Andrew Hunter, one of the founding members of the Global Network of Sex Work Projects (NSWP) and the Asia Pacific Network of Sex Workers, and a personal friend and ally of ours here at Tits and Sass, died suddenly yesterday. His radical commitment to the rights of sex workers, drug users, and HIV positive people will continue to create an impact after his passing. NSWP will be collecting and posting tributes to his life and work on a memorial page on the NSWP website, so if you have memories to share please email them to firstname.lastname@example.org.
Did Charles Lane, editorial writer for the Washington Post, seriously make an argument against decriminalization? Also in the Post, political scientist Samantha Majic argues that governing bodies should work with and listen to sex workers when designing policy related to sex work.
Sex work advocate Susan Davis is excited about Canada’s new prostitution ruling, but also expresses apprehension about what new laws her country’s conservative government might create.
Melissa Gira Grant wrote a short history of the red light, virtual and otherwise, at Medium: “The red light, like a review on The Ultimate Strip Club List, is a message exchanged between men.”
Continuing to look at the Canadian Supreme Court’s decision to overturn anti-prostitution laws in the Bedford case, here’s an academic look at the decision. This editorial in support of the decision says “you can’t have a criminal law that endangers the lives of people who engage in lawful activity.” Kate Zen wrote this analysis at Truthout that contrasts the decision with the Swedish Model of criminalizing clients. While we don’t understand how anyone could call the Canadian sex workers behind this decision “voiceless,” this piece illustrates how the decision can make sex work safer. And this Al Jazeera article is a brief summary of the decision.
The International Committee on the Rights of Sex Workers in Europe (ICRSE) wrote a letter to the Guardian about the weight of its coverage of the the debate on criminalizing clients in its articles, and having received no response, posted it on their website.
Tits and Sass contributor Terra Burns is quoted in this piece on December 17 in Alaska; harmful anti-trafficking legislation was passed in that state last year.
Check out this incredibly bad piece of johnalism from Uganda, “A prostitute’s Christmas; does baby Jesus’ birth even mean anything?” “‘You think we are here at this time of the night [it was midnight] to make money for The Observer? We only entertain willing buyers, not journalists,’ said one of them, punctuating her sentiments with obscenities.” High five.

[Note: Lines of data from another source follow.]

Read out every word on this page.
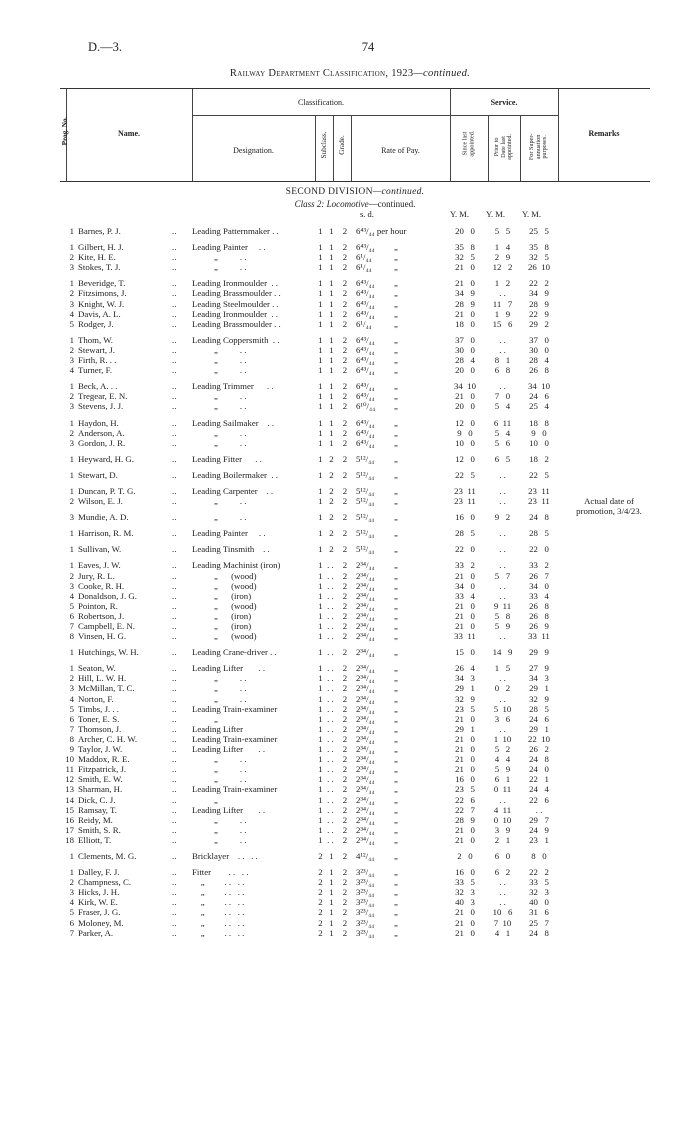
D.—3.	74
Railway Department Classification, 1923—continued.
Prog. No.	Name.
Classification.
Designation.	Subclass. Grade.	Rate of Pay.
Service.
Since last appointed.	Prior to Date last appointed. For Super- annuation purposes.
Remarks
SECOND DIVISION—continued.
Class 2: Locomotive—continued.
s. d.	Y. M. Y. M. Y. M.
1 Barnes, P. J.	.. Leading Patternmaker . .	1   1	2 6⁴³/₄₄ per hour	20   0	5   5	25   5
1 Gilbert, H. J.	.. Leading Painter     . .	1   1	2 6⁴³/₄₄ „	35   8	1   4	35   8
2 Kite, H. E.	.. „          . .	1   1	2 6¹/₄₄	„	32   5	2   9	32   5
3 Stokes, T. J.	.. „          . .	1   1	2 6¹/₄₄	„	21   0	12   2	26  10
1 Beveridge, T.	.. Leading Ironmoulder  . .	1   1	2 6⁴³/₄₄ „	21   0	1   2	22   2
2 Fitzsimons, J.	.. Leading Brassmoulder . .	1   1	2 6⁴³/₄₄ „	34   9	. .	34   9
3 Knight, W. J.	.. Leading Steelmoulder . .	1   1	2 6⁴³/₄₄ „	28   9	11   7	28   9
4 Davis, A. L.	.. Leading Ironmoulder  . .	1   1	2 6⁴³/₄₄ „	21   0	1   9	22   9
5 Rodger, J.	.. Leading Brassmoulder . .	1   1	2 6¹/₄₄	„	18   0	15   6	29   2
1 Thom, W.	.. Leading Coppersmith  . .	1   1	2 6⁴³/₄₄ „	37   0	. .	37   0
2 Stewart, J.	.. „          . .	1   1	2 6⁴³/₄₄ „	30   0	. .	30   0
3 Firth, R. . .	.. „          . .	1   1	2 6⁴³/₄₄ „	28   4	8   1	28   4
4 Turner, F.	.. „          . .	1   1	2 6⁴³/₄₄ „	20   0	6   8	26   8
1 Beck, A. . .	.. Leading Trimmer      . .	1   1	2 6⁴³/₄₄ „	34  10	. .	34  10
2 Tregear, E. N.	.. „          . .	1   1	2 6⁴³/₄₄ „	21   0	7   0	24   6
3 Stevens, J. J.	.. „          . .	1   1	2 6¹⁰/₄₄ „	20   0	5   4	25   4
1 Haydon, H.	.. Leading Sailmaker    . .	1   1	2 6⁴³/₄₄ „	12   0	6  11	18   8
2 Anderson, A.	.. „          . .	1   1	2 6⁴³/₄₄ „	9   0	5   4	9   0
3 Gordon, J. R.	.. „          . .	1   1	2 6⁴³/₄₄ „	10   0	5   6	10   0
1 Heyward, H. G.	.. Leading Fitter      . .	1   2	2 5¹²/₄₄ „	12   0	6   5	18   2
1 Stewart, D.	.. Leading Boilermaker  . .	1   2	2 5¹²/₄₄ „	22   5	. .	22   5
1 Duncan, P. T. G.	.. Leading Carpenter    . .	1   2	2 5¹²/₄₄ „	23  11	. .	23  11
2 Wilson, E. J.	.. „          . .	1   2	2 5¹²/₄₄ „	23  11	. .	23  11	Actual date of promotion, 3/4/23.
3 Mundie, A. D.	.. „          . .	1   2	2 5¹²/₄₄ „	16   0	9   2	24   8
1 Harrison, R. M.	.. Leading Painter     . .	1   2	2 5¹²/₄₄ „	28   5	. .	28   5
1 Sullivan, W.	.. Leading Tinsmith    . .	1   2	2 5¹²/₄₄ „	22   0	. .	22   0
1 Eaves, J. W.	.. Leading Machinist (iron)	1  . .	2 2³⁴/₄₄ „	33   2	. .	33   2
2 Jury, R. L.	.. „      (wood)	1  . .	2 2³⁴/₄₄ „	21   0	5   7	26   7
3 Cooke, R. H.	.. „      (wood)	1  . .	2 2³⁴/₄₄ „	34   0	. .	34   0
4 Donaldson, J. G.	.. „      (iron)	1  . .	2 2³⁴/₄₄ „	33   4	. .	33   4
5 Pointon, R.	.. „      (wood)	1  . .	2 2³⁴/₄₄ „	21   0	9  11	26   8
6 Robertson, J.	.. „      (iron)	1  . .	2 2³⁴/₄₄ „	21   0	5   8	26   8
7 Campbell, E. N.	.. „      (iron)	1  . .	2 2³⁴/₄₄ „	21   0	5   9	26   9
8 Vinsen, H. G.	.. „      (wood)	1  . .	2 2³⁴/₄₄ „	33  11	. .	33  11
1 Hutchings, W. H.	.. Leading Crane-driver . .	1  . .	2 2³⁴/₄₄ „	15   0	14   9	29   9
1 Seaton, W.	.. Leading Lifter       . .	1  . .	2 2³⁴/₄₄ „	26   4	1   5	27   9
2 Hill, L. W. H.	.. „          . .	1  . .	2 2³⁴/₄₄ „	34   3	. .	34   3
3 McMillan, T. C.	.. „          . .	1  . .	2 2³⁴/₄₄ „	29   1	0   2	29   1
4 Norton, F.	.. „          . .	1  . .	2 2³⁴/₄₄ „	32   9	. .	32   9
5 Timbs, J. . .	.. Leading Train-examiner	1  . .	2 2³⁴/₄₄ „	23   5	5  10	28   5
6 Toner, E. S.	.. „	1  . .	2 2³⁴/₄₄ „	21   0	3   6	24   6
7 Thomson, J.	.. Leading Lifter	1  . .	2 2³⁴/₄₄ „	29   1	. .	29   1
8 Archer, C. H. W.	.. Leading Train-examiner	1  . .	2 2³⁴/₄₄ „	21   0	1  10	22  10
9 Taylor, J. W.	.. Leading Lifter       . .	1  . .	2 2³⁴/₄₄ „	21   0	5   2	26   2
10 Maddox, R. E.	.. „          . .	1  . .	2 2³⁴/₄₄ „	21   0	4   4	24   8
11 Fitzpatrick, J.	.. „          . .	1  . .	2 2³⁴/₄₄ „	21   0	5   9	24   0
12 Smith, E. W.	.. „          . .	1  . .	2 2³⁴/₄₄ „	16   0	6   1	22   1
13 Sharman, H.	.. Leading Train-examiner	1  . .	2 2³⁴/₄₄ „	23   5	0  11	24   4
14 Dick, C. J.	.. „	1  . .	2 2³⁴/₄₄ „	22   6	. .	22   6
15 Ramsay, T.	.. Leading Lifter       . .	1  . .	2 2³⁴/₄₄ „	22   7	4  11	. .
16 Reidy, M.	.. „          . .	1  . .	2 2³⁴/₄₄ „	28   9	0  10	29   7
17 Smith, S. R.	.. „          . .	1  . .	2 2³⁴/₄₄ „	21   0	3   9	24   9
18 Elliott, T.	.. „          . .	1  . .	2 2³⁴/₄₄ „	21   0	2   1	23   1
1 Clements, M. G.	.. Bricklayer    . .   . .	2   1	2 4¹²/₄₄ „	2   0	6   0	8   0
1 Dalley, F. J.	.. Fitter        . .   . .	2   1	2 3²³/₄₄ „	16   0	6   2	22   2
2 Champness, C.	.. „         . .   . .	2   1	2 3²³/₄₄ „	33   5	. .	33   5
3 Hicks, J. H.	.. „         . .   . .	2   1	2 3²³/₄₄ „	32   3	. .	32   3
4 Kirk, W. E.	.. „         . .   . .	2   1	2 3²³/₄₄ „	40   3	. .	40   0
5 Fraser, J. G.	.. „         . .   . .	2   1	2 3²³/₄₄ „	21   0	10   6	31   6
6 Moloney, M.	.. „         . .   . .	2   1	2 3²³/₄₄ „	21   0	7  10	25   7
7 Parker, A.	.. „         . .   . .	2   1	2 3²³/₄₄ „	21   0	4   1	24   8
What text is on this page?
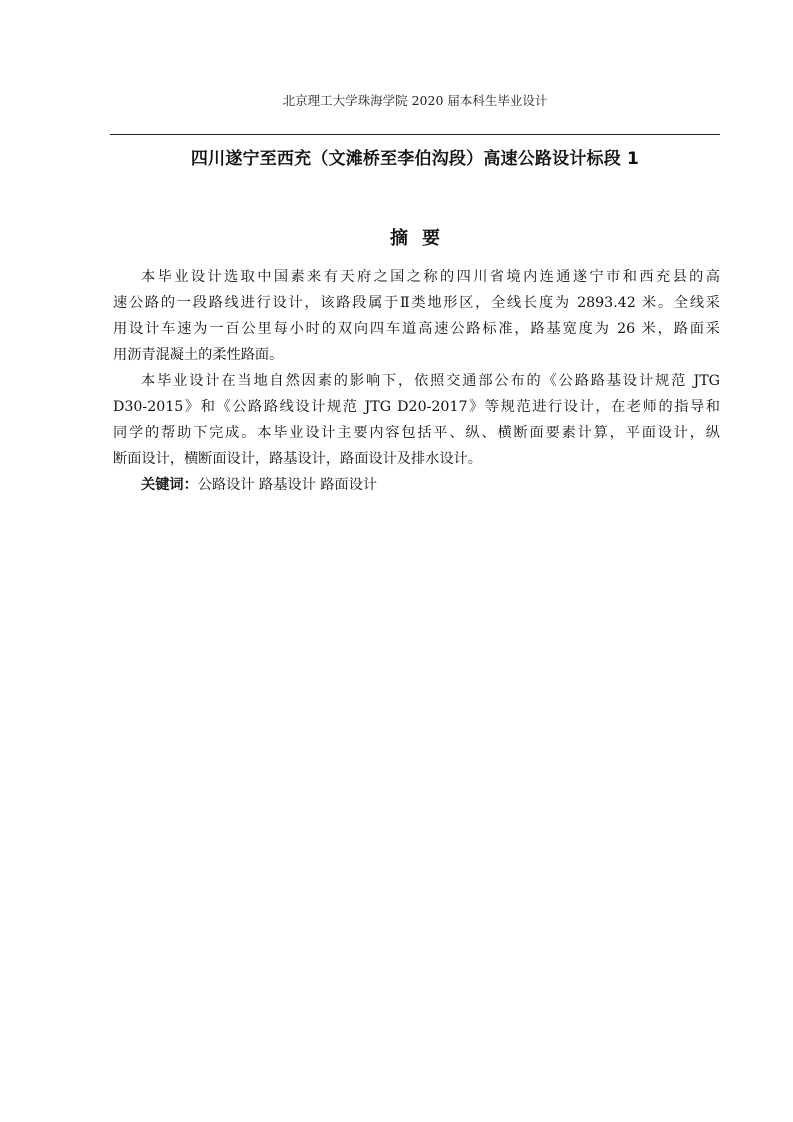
北京理工大学珠海学院 2020 届本科生毕业设计
四川遂宁至西充（文滩桥至李伯沟段）高速公路设计标段 1
摘要
本毕业设计选取中国素来有天府之国之称的四川省境内连通遂宁市和西充县的高
速公路的一段路线进行设计，该路段属于Ⅱ类地形区，全线长度为 2893.42 米。全线采
用设计车速为一百公里每小时的双向四车道高速公路标准，路基宽度为 26 米，路面采
用沥青混凝土的柔性路面。
本毕业设计在当地自然因素的影响下，依照交通部公布的《公路路基设计规范 JTG
D30-2015》和《公路路线设计规范 JTG D20-2017》等规范进行设计，在老师的指导和
同学的帮助下完成。本毕业设计主要内容包括平、纵、横断面要素计算，平面设计，纵
断面设计，横断面设计，路基设计，路面设计及排水设计。
关键词：公路设计 路基设计 路面设计
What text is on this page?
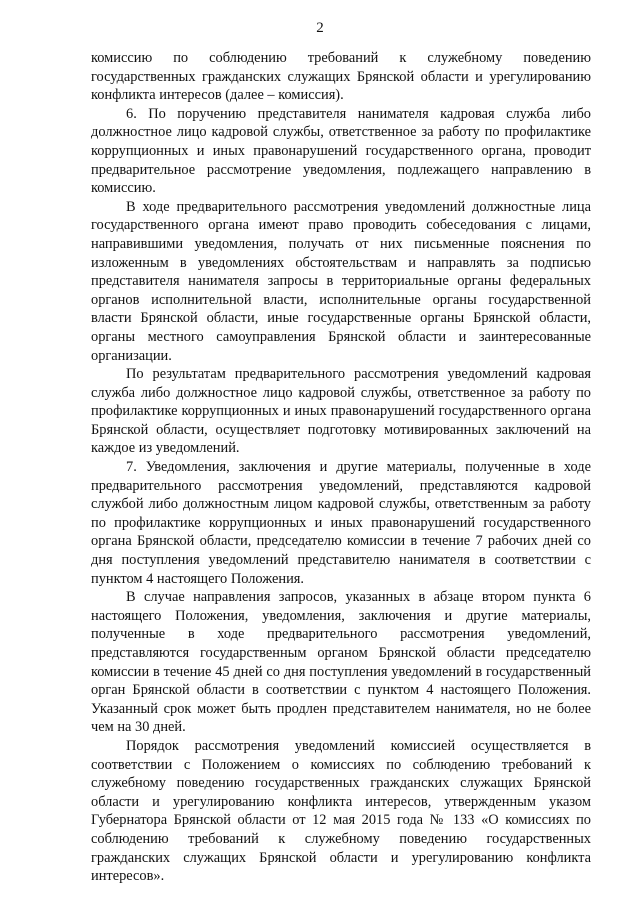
2

комиссию по соблюдению требований к служебному поведению государственных гражданских служащих Брянской области и урегулированию конфликта интересов (далее – комиссия).

6. По поручению представителя нанимателя кадровая служба либо должностное лицо кадровой службы, ответственное за работу по профилактике коррупционных и иных правонарушений государственного органа, проводит предварительное рассмотрение уведомления, подлежащего направлению в комиссию.

В ходе предварительного рассмотрения уведомлений должностные лица государственного органа имеют право проводить собеседования с лицами, направившими уведомления, получать от них письменные пояснения по изложенным в уведомлениях обстоятельствам и направлять за подписью представителя нанимателя запросы в территориальные органы федеральных органов исполнительной власти, исполнительные органы государственной власти Брянской области, иные государственные органы Брянской области, органы местного самоуправления Брянской области и заинтересованные организации.

По результатам предварительного рассмотрения уведомлений кадровая служба либо должностное лицо кадровой службы, ответственное за работу по профилактике коррупционных и иных правонарушений государственного органа Брянской области, осуществляет подготовку мотивированных заключений на каждое из уведомлений.

7. Уведомления, заключения и другие материалы, полученные в ходе предварительного рассмотрения уведомлений, представляются кадровой службой либо должностным лицом кадровой службы, ответственным за работу по профилактике коррупционных и иных правонарушений государственного органа Брянской области, председателю комиссии в течение 7 рабочих дней со дня поступления уведомлений представителю нанимателя в соответствии с пунктом 4 настоящего Положения.

В случае направления запросов, указанных в абзаце втором пункта 6 настоящего Положения, уведомления, заключения и другие материалы, полученные в ходе предварительного рассмотрения уведомлений, представляются государственным органом Брянской области председателю комиссии в течение 45 дней со дня поступления уведомлений в государственный орган Брянской области в соответствии с пунктом 4 настоящего Положения. Указанный срок может быть продлен представителем нанимателя, но не более чем на 30 дней.

Порядок рассмотрения уведомлений комиссией осуществляется в соответствии с Положением о комиссиях по соблюдению требований к служебному поведению государственных гражданских служащих Брянской области и урегулированию конфликта интересов, утвержденным указом Губернатора Брянской области от 12 мая 2015 года № 133 «О комиссиях по соблюдению требований к служебному поведению государственных гражданских служащих Брянской области и урегулированию конфликта интересов».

Feminist Lauren McGrow argues that sex workers must help design laws surround their trade, that the Swedish model is a failure, and that decriminalization is the only legitimate to help and protect sex workers.
The violence continues against transgender sex workers in Turkey. This attack was exceptionally brutal and senseless.
How the Nordic model, the Swedish model, and feminists infantilize, dismiss, and generally make life impossible for sex working women: “Remember single women from many countries are denied visas to visit various countries so as to protect them from being ‘trafficked’ so it will not be long before these is a campaign to prevent men travelling alone from visiting Thailand/Cambodia etc.. without clearance from the anti-sex tourist office in their home country.”
The data that drives sex work related policy is, more often that not, bad, misleading or corrupted.
University of Colorado tenured professor Patricia Adler may be forced out following controversy over a lecture she gives in her “Deviance in U.S. Society” class: “The lecture is delivered as a skit, involving assistant teaching assistants reading from scripts. The undergraduate assistants play the roles of ‘slave whores, crack whores, bar whores, streetwalkers, brothel workers and escort services.'” Cool, sounds cool. “During the lecture, Adler talks with them (with the assistant teaching assistants in character) about such issues as their backgrounds, ‘how they got into the business,’ how much they charge, the services they perform, and the risks they face of violence, arrest and AIDS.” While it sounds like the university was worried about the lecture being too risqué, we’re just happy to be over here taught in a class about “deviance” and hope she was able to get around to homosexuality and masturbation by the end of the semester.